Some pictures of "torch" cacti in the yard of one of my readers. Great job! |
Several
questions were sent to me regarding cacti. In general, the most common reason
for failure of cactus is watering too often. The second most common reason for
cactus problems is because it was put in a hot, bright location when it should
be located in a protected part of the yard. The third reason is because the
cactus was damaged during our winter cold temperatures and prefers being
planted in a warmer climate.
Argentine Giant Cactus (Not yet!) |
Automatic Irrigation
Be
careful when putting cacti on an automatic water or irrigation timer. They are
watered so infrequently that it sometimes makes sense to water these plants
manually with a hose rather than automate it. When cacti begin to shrivel, it’s
time to water. When they look plump and firm, they don’t need water.
If you’ve
got lots of cacti and you are using an automatic timer, then run that station
or valve when they need water but make sure they have good drainage if you
water them automatically (without looking at them).

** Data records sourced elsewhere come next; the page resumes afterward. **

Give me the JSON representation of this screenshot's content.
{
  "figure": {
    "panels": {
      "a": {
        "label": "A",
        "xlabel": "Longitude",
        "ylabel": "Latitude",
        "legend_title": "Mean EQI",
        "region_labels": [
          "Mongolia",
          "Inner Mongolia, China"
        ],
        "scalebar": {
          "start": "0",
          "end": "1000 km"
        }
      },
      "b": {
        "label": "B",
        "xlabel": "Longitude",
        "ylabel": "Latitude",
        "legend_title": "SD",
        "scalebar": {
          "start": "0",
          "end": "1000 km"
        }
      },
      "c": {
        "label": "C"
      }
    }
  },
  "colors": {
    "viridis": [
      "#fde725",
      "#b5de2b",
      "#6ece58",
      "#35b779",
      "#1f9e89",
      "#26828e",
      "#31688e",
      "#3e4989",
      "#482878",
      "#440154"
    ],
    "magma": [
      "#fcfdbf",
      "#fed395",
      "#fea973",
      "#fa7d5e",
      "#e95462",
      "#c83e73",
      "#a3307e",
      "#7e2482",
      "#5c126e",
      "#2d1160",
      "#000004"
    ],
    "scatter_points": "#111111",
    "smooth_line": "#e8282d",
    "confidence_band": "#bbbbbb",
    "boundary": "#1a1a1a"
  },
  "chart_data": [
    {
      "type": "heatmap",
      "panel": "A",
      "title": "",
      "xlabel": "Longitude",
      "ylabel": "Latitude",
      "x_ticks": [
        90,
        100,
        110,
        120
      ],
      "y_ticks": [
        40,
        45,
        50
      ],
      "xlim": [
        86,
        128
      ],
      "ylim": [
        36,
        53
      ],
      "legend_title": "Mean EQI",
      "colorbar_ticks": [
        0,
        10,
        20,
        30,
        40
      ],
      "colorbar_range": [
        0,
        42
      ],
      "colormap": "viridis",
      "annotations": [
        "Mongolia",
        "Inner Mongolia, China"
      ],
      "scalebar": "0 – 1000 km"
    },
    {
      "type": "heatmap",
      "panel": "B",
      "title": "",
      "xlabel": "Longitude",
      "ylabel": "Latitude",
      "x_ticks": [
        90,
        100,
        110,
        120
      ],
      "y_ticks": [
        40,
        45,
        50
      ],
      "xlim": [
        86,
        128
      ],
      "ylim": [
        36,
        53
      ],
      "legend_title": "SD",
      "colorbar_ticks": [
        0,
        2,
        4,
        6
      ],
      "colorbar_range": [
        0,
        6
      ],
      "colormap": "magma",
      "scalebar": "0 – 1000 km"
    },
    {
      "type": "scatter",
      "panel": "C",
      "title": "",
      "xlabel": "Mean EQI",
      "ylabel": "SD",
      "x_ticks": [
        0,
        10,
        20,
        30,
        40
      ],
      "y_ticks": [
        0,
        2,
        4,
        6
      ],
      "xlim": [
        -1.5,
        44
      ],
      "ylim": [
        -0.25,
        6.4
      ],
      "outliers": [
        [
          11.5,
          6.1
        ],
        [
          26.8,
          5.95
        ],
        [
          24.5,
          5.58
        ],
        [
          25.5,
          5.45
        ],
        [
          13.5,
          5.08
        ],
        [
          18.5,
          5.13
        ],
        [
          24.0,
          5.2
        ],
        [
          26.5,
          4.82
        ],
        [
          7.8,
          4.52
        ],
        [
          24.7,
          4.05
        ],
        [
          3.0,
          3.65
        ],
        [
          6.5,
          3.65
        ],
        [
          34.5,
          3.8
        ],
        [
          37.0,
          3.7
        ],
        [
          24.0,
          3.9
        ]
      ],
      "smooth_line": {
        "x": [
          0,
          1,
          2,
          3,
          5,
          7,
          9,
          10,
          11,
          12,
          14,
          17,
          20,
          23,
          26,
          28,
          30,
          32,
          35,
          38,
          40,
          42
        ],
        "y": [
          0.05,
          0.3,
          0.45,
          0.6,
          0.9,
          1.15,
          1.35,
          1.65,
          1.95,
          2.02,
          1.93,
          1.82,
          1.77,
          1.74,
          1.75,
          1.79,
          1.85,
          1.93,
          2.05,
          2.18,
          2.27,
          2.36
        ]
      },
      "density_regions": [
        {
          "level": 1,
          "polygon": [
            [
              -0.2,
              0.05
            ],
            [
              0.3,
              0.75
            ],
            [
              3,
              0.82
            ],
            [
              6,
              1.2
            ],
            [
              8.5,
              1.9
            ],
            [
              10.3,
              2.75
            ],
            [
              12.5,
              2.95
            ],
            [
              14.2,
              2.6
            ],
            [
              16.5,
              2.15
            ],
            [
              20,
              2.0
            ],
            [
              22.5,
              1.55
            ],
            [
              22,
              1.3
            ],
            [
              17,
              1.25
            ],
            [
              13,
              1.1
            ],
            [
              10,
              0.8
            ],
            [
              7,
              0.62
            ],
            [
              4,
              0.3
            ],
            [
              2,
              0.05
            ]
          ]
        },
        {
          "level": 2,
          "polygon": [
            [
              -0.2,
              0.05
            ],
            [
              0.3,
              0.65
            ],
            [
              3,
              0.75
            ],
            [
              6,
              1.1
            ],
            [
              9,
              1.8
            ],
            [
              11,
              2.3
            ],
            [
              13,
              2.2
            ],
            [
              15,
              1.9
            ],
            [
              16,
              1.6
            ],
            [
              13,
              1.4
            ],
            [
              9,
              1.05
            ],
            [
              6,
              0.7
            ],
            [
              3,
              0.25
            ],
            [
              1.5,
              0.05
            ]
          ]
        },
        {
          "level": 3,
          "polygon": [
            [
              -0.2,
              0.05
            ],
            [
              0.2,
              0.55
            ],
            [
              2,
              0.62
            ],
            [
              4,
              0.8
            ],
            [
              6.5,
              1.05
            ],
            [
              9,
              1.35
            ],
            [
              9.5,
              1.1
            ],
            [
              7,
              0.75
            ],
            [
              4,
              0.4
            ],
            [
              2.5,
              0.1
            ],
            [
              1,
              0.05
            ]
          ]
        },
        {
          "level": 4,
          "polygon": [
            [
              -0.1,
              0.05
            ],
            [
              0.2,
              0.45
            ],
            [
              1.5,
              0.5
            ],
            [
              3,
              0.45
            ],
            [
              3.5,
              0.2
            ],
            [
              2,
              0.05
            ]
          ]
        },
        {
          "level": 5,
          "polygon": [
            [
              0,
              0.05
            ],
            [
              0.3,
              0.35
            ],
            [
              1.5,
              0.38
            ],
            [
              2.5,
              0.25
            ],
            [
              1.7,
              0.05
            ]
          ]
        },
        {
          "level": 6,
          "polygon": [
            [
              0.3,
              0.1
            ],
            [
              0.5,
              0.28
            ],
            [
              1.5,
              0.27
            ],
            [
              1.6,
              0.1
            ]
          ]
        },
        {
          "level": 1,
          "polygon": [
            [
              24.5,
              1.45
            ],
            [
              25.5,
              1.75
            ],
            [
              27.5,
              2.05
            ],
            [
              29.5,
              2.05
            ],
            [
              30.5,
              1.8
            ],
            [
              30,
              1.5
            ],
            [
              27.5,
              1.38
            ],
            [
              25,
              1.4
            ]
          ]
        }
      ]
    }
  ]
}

A hose, manual timer and
sprinkler also makes sense for larger desert plants.
Watch for winter low temperature damage. Know your cactus! |
Water Cacti 12 inches deep
Medium-sized
and small cacti should be watered about 12 inches deep. Large desert plants
like a saguaro or Joshua tree should be watered 18 inches deep and have water
applied to an area underneath them equal to at least half of their height.
Watering a large area under large plants helps keep them stable and keeps them from
falling over when the tops get large and heavy. Watering any of these plants
too often can cause disease or unsightly growth problems.
Cactus from the Sonoran Desert, like this nopal, may require warmer temperatures when planted in the Mojave. |
Your Cactus Has a Name
Find out
the scientific name for your cactus and Google it. Learn where it originated from.
Some cacti are native to the southeastern US or higher elevations in other
countries. In these locations it was cooler so they will need protection from
late afternoon sun in the Mojave Desert. Cacti native to our Southwestern
deserts do not. They can handle hot and dry locations. Learn if your cactus should
be planted in a gentler landscape location or can handle the harsh ones.
Watering only at the base of most cacti results in blowover with wind and if they get tall like this one in Parker, AZ. |
Know Where it Comes From
Some
cacti are tropical or subtropical and get damaged because of our low winter
temperatures in the Mojave Desert. Cacti which can handle low temperatures of
20° F or lower probably will not need much winter protection in all but the
coldest years. Other cacti which are less tolerant of these low temperatures might,
depending on your landscape microclimate and location in the valley.